Fixing the issue is a bit challenging for me, but i can try. Before doing that, we might need to align the new configuration. Basically the following two configurations are not enough. We need the password for keystore and password for the key. How would you like to add the third one?
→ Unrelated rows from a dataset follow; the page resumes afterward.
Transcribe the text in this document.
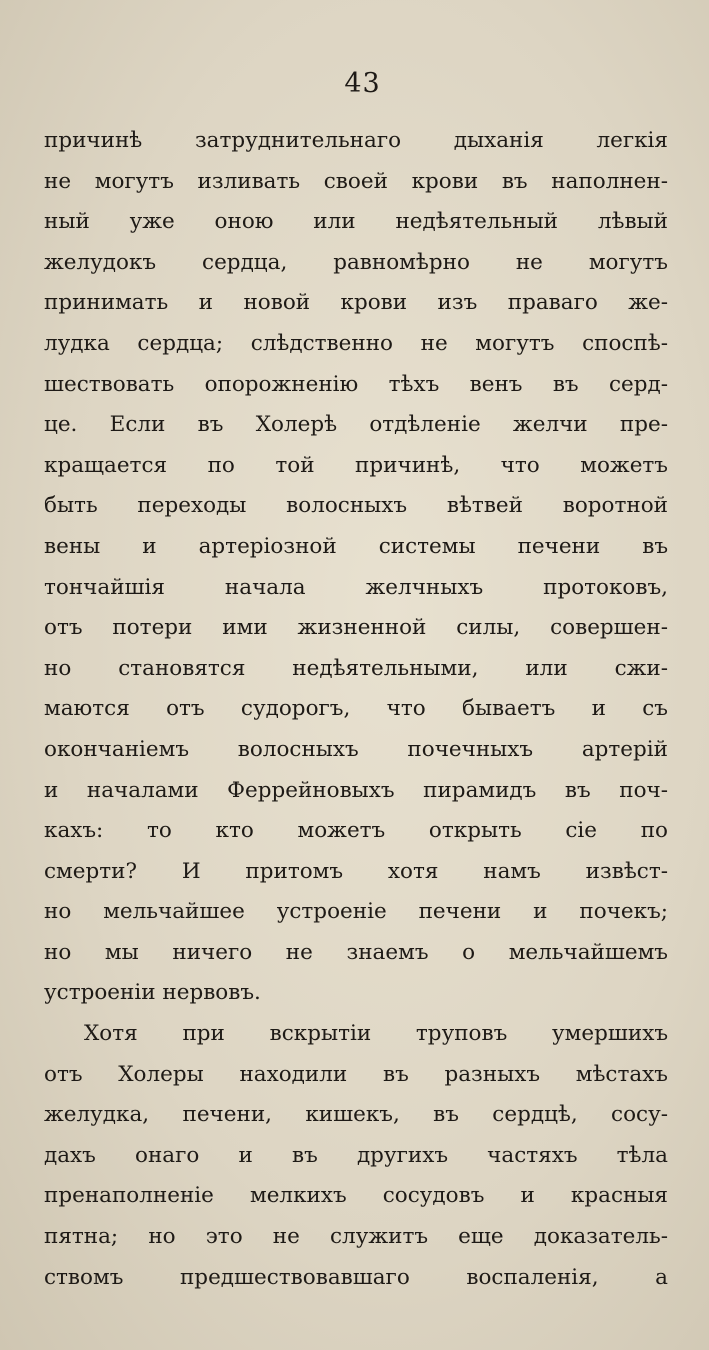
43
причинѣ затруднительнаго дыханія легкія
не могутъ изливать своей крови въ наполнен-
ный уже оною или недѣятельный лѣвый
желудокъ сердца, равномѣрно не могутъ
принимать и новой крови изъ праваго же-
лудка сердца; слѣдственно не могутъ споспѣ-
шествовать опорожненію тѣхъ венъ въ серд-
це. Если въ Холерѣ отдѣленіе желчи пре-
кращается по той причинѣ, что можетъ
быть переходы волосныхъ вѣтвей воротной
вены и артеріозной системы печени въ
тончайшія начала желчныхъ протоковъ,
отъ потери ими жизненной силы, совершен-
но становятся недѣятельными, или сжи-
маются отъ судорогъ, что бываетъ и съ
окончаніемъ волосныхъ почечныхъ артерій
и началами Феррейновыхъ пирамидъ въ поч-
кахъ: то кто можетъ открыть сіе по
смерти? И притомъ хотя намъ извѣст-
но мельчайшее устроеніе печени и почекъ;
но мы ничего не знаемъ о мельчайшемъ
устроеніи нервовъ.
Хотя при вскрытіи труповъ умершихъ
отъ Холеры находили въ разныхъ мѣстахъ
желудка, печени, кишекъ, въ сердцѣ, сосу-
дахъ онаго и въ другихъ частяхъ тѣла
пренаполненіе мелкихъ сосудовъ и красныя
пятна; но это не служитъ еще доказатель-
ствомъ предшествовавшаго воспаленія, а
-Dgreenmail.tls.keystore.file
-Dgreenmail.tls.keystore.password

Answer 4 · 2023-10-30T08:11:00.000Z

What about e.g.

-Dgreenmail.tls.key.alias
-Dgreenmail.tls.key.password

Answer 5 · 2023-10-31T08:56:40.000Z

Diving into more details, I think you'd only need
-Dgreenmail.tls.key.password

By default the key password should be the store passphrase (similiar to Jetty implementation here).

Let me know if you want to provide the PR.

Answer 6 · 2023-11-02T15:32:42.000Z

Created #615 for this feature and provided implementation.

@WalkerWalker , I will roll a release 2.1.0-alpha-3 tomorrow. Let me know if there is still an issue.